At the southwest end of town, a scream rose from behind a stand of sweet-gum trees, dropped to a moan, and then died off.
Jasper cackled, “Always easy to find the field hospital.”
The field hospital sported a few fly tents which would soon become totally inadequate. Wounded soldiers had trickled in from the battles at Crampton’s Gap and Turner’s Gap and orderlies arrayed them in the tall grass under the trees. Some of them sat on camp chairs, with cotton bandages on heads or limbs. Others lay flat on the ground on blankets. Under the fly tents, a few soldiers secured planks across sawhorses to make more operating tables. Four surgeons in leather butcher aprons hurried through their grisly work. As Ethan and Jasper watched, orderlies lifted one soldier off the planking and hauled him to a place in the grass, another orderly sloshed a bucket of water across the vacated table to clear the blood and bits of flesh, and then more orderlies hoisted the next groaning soldier onto the table. Ethan watched this production line of pain.
Just off from the tents, in a small defile, a buzzing frenzy rose like the sound of angry hornets. Ethan glanced down the embankment as they walked past. Green shiny poison ivy vines grew thick in the hollow and hid most of its contents, but the stench of rotting meat had enough potency to make Ethan and Jasper gag. A pale hand beckoned from the foliage. A foot with only three toes stuck up in the sun. The leaves, the air, the very ground itself teemed with flies feasting on discarded body parts.
Jasper spat. “Now you know why they call doctors sawbones.”
Off to the side of the surgery, they approached a narrow-faced man in a bloody butcher’s apron. “Sit down, soldier. Let me look at that.”
Jasper said loudly enough for all around to hear, “Watch yer head, Youngblood. He’s fixin’ ta ampeetate.”
The doctor pointed to a bucket. “How ’bout you make yourself useful and go down to that creek yonder and fill that bucket with water. I’ll need it for your friend here.”
“Yessir, Doc. Jes don’t cut nothin’ off him afore I git back.”
Ethan submitted to an examination, while thinking that the doctor looked much too young. Until he looked into the man’s eyes.
“Seen it all, eh, Doc?”
A thick, brown eyebrow canted up over the young man’s left eye. “There should be pleasure in saving lives.”
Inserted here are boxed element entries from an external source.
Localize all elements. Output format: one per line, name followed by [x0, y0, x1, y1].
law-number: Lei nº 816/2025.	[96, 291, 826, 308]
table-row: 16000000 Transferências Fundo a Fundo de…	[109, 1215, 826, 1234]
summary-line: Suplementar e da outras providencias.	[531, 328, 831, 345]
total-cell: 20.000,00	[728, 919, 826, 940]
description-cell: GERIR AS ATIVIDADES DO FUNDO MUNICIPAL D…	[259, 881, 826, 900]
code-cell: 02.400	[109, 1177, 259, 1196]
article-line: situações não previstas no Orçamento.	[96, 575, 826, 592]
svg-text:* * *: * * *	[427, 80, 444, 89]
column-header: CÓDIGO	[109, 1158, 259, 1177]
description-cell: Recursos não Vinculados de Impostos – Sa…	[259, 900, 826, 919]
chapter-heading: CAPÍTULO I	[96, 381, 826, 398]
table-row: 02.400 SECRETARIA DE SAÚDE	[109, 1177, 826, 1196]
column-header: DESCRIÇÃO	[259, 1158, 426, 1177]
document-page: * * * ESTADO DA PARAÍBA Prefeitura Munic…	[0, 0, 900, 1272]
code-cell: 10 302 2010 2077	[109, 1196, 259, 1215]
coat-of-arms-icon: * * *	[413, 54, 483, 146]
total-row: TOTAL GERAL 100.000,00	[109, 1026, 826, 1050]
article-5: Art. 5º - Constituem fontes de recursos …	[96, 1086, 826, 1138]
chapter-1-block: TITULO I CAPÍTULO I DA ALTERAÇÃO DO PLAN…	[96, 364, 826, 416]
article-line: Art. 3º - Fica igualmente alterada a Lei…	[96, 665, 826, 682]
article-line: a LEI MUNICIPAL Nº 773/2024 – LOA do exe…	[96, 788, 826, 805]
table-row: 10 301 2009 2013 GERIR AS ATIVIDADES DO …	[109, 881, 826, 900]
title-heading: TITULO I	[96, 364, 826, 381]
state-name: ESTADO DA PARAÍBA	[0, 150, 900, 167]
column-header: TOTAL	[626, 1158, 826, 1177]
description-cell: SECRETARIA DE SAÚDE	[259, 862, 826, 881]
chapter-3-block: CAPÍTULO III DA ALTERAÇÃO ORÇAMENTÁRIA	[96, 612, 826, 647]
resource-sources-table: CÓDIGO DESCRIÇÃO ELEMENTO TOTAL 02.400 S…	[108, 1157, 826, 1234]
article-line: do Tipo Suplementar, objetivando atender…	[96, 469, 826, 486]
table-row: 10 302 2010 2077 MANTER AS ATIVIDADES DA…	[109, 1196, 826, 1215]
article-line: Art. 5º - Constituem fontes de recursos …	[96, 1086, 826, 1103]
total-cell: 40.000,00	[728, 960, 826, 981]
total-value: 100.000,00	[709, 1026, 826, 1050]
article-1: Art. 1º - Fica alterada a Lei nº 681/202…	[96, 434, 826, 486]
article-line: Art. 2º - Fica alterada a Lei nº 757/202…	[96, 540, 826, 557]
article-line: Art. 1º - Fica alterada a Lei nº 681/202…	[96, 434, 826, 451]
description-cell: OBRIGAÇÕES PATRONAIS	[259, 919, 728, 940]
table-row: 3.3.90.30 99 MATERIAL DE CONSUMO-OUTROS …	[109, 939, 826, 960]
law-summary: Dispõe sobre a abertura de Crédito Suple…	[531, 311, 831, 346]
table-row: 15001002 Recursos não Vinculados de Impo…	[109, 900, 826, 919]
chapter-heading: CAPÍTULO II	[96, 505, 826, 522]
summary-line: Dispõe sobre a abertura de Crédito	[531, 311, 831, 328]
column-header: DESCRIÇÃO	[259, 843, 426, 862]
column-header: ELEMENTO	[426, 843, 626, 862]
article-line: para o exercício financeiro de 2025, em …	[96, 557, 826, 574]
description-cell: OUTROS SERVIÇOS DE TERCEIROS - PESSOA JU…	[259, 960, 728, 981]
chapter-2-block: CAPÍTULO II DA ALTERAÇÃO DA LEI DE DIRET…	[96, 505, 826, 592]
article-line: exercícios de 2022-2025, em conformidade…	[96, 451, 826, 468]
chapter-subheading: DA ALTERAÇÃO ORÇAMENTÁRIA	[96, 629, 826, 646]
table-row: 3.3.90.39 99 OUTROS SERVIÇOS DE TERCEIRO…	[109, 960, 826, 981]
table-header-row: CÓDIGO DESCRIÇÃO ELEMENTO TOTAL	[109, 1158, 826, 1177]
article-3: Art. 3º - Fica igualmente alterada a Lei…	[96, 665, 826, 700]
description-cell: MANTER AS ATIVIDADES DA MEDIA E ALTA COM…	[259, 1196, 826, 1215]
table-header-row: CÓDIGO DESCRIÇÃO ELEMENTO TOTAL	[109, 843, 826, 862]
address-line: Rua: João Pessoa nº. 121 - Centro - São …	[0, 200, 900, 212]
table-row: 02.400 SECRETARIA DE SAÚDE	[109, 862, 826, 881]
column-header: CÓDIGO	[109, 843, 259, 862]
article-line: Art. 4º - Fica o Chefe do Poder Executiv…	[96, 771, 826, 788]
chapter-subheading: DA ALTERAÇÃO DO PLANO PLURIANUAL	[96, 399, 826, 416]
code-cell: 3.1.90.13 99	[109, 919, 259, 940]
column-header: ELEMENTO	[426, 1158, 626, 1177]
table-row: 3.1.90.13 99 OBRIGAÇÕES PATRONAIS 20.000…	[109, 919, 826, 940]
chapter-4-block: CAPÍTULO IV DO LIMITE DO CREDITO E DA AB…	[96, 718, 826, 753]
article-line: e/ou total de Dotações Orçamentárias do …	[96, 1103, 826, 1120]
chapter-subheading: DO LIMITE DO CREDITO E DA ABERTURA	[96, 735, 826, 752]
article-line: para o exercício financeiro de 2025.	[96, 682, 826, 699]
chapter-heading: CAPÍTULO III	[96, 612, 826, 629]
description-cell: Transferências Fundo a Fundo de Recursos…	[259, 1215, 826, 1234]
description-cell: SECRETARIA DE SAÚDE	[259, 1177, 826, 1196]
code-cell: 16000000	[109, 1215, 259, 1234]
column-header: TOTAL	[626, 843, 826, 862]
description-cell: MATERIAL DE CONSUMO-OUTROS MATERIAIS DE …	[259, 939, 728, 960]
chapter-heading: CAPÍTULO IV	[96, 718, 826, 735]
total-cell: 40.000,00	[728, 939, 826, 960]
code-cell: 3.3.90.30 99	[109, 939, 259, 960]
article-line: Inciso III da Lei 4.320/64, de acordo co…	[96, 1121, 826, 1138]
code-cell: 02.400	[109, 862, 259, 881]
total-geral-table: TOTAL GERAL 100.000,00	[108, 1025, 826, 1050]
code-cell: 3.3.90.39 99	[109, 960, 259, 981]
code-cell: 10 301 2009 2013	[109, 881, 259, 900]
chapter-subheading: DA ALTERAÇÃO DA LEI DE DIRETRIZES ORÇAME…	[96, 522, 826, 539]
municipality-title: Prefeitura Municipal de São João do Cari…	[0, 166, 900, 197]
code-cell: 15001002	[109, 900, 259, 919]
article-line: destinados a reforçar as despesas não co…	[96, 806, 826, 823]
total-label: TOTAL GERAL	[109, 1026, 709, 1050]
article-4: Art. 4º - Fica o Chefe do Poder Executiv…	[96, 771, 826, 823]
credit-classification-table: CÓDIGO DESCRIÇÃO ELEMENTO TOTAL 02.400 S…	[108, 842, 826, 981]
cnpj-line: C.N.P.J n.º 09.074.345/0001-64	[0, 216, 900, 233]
“I’ll be real pleased if you save mine.”
“Why? So you can go right back out there and get another bullet in you? In the past three months, I worked on a damn fool lieutenant three different times. Three different battles, three different bullets.”
“What happened to him?”
“Amazing. They all healed.”
“So, why so glum?”
“Two days ago, his horse shied away from a squirrel in the road. He fell off the horse and broke his neck.”
Jasper returned with a bucket of water and set it at the doctor’s feet. Then he settled against the base of a giant oak and tipped his hat over his eyes.
The doctor cleaned around Ethan’s wound, but left the main scab alone. “This scab is protecting your wound like a bandage. I don’t want to disturb it. You have any whiskey?”
“How about your friend over there?”
“Don’t know. Hey, Jasper, you have any whiskey?”
Jasper pushed up his hat brim with a finger. “I might have a tetch.”
“Why am I not surprised? Bring it over,” the doctor said. He took the proffered tin flask and poured liquor on Ethan’s wound. Then he wrapped a bandage around Ethan’s head like a turban. “Leave this bandage on. Keep out the dirt. Twice a day, pour a little whisky on the bandage to fight off infection.”
“Doc, that’s sippin’ liquor. Don’t seem right pourin’ it on someone’s head.”
The doctor raked his gaze up and down Jasper. “Anything keeps it out of your stomach has to be a blessing to everyone around you. Think of it as your civic duty to western civilization.”
“Hey, Doc, they got a library in this town?”
“I think I jes’ been insulted, but I need a dictionary to find out.”
“You two get out of here. I have work to do.”
Jasper elbowed Ethan. “He’s got work to do. Real eager for it, ain’t he? They musta got a new shipment of saw blades.” Jasper cackled and led Ethan away.